2007 should see South Africans accessing a new broadcast offering, with triple play delivered directly into the home via an ordinary wall socket. Service provider Goal Technology Solutions uses power-line communication (PLC) to bring a combined offering of broadband Internet access, voice telephony and television programming directly into the home via an established electrical connection. "In essence this means that you can get all your telecommunications and broadcast packages from a single service provider that enters your home through a single plug point," explains CEO Adrian Maguire.

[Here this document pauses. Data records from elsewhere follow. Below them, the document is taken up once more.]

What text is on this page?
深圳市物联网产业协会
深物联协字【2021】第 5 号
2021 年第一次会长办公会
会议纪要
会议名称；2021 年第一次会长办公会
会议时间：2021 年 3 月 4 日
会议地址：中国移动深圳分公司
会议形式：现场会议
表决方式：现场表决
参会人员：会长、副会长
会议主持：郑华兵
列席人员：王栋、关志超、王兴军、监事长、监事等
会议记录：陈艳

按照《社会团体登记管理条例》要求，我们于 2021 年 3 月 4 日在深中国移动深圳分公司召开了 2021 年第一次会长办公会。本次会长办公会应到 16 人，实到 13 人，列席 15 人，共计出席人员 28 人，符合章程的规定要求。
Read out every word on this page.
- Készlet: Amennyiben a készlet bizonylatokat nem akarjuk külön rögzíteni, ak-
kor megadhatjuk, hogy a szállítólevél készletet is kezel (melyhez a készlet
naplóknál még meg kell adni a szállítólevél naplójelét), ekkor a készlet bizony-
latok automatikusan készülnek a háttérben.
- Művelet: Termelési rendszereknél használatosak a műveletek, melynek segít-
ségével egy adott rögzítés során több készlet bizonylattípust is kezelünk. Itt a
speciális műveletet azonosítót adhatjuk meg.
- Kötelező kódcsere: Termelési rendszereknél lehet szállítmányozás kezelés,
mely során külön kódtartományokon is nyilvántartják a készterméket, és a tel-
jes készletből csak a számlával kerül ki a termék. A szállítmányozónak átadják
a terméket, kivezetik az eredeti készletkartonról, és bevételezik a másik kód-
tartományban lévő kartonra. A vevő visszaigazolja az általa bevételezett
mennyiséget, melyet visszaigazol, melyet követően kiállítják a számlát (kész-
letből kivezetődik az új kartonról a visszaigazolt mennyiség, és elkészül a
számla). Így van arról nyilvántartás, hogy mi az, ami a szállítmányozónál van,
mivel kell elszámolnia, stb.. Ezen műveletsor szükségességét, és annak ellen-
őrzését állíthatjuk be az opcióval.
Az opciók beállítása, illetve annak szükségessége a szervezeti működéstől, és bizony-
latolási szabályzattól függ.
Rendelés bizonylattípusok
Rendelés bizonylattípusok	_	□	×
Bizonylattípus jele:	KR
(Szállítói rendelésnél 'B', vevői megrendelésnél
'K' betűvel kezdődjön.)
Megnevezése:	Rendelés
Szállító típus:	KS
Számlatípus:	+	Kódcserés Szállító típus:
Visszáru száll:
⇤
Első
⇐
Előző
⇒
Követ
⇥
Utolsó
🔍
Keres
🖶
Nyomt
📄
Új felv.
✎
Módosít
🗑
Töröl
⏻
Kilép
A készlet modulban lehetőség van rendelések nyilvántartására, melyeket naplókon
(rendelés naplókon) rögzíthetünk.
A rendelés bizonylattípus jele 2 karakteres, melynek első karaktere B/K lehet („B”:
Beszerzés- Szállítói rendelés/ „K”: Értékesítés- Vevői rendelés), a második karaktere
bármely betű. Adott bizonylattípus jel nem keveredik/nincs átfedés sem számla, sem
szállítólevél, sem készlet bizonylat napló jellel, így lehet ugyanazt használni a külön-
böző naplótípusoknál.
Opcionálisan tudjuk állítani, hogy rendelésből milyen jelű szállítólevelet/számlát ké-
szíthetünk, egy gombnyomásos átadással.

A licence to provide GTV, a subscription-TV bouquet that will offer video-on-demand and pay-per-view television, is how GTS intends to achieve the goal of competing seriously. "Firstly we must deliver our services at an affordable rate and secondly we need to offer something unique," says Maguire.
Maguire guarantees that its broadband service will operate at a speed of 90 Mbps, supposedly 22 times faster than Telkom's fastest broadband offering. This will enable users to enjoy multiple high-definition television channels at the same time as having access to broadband Internet and telephony.
At the helm of GTV is former CEO for ICASA's broadcasting, Eric Nhlapo. "Eighty one percent of South Africans have electricity in their homes and as this is the means by which we can provide them with GTV, there are 37 million people who can subscribe to our services and select particular channels they would like to watch. Eventually we will expand into video surveillance and gaming as well," he explains.
GTS expects to receive its license to broadcast well before the middle of next year and is committed to broadband for all. Maguire says, "Our business model has been developed to ensure job creation and sustainable skills transfer and, above all, to provide all South Africans with a multifarious communications offering that they can afford."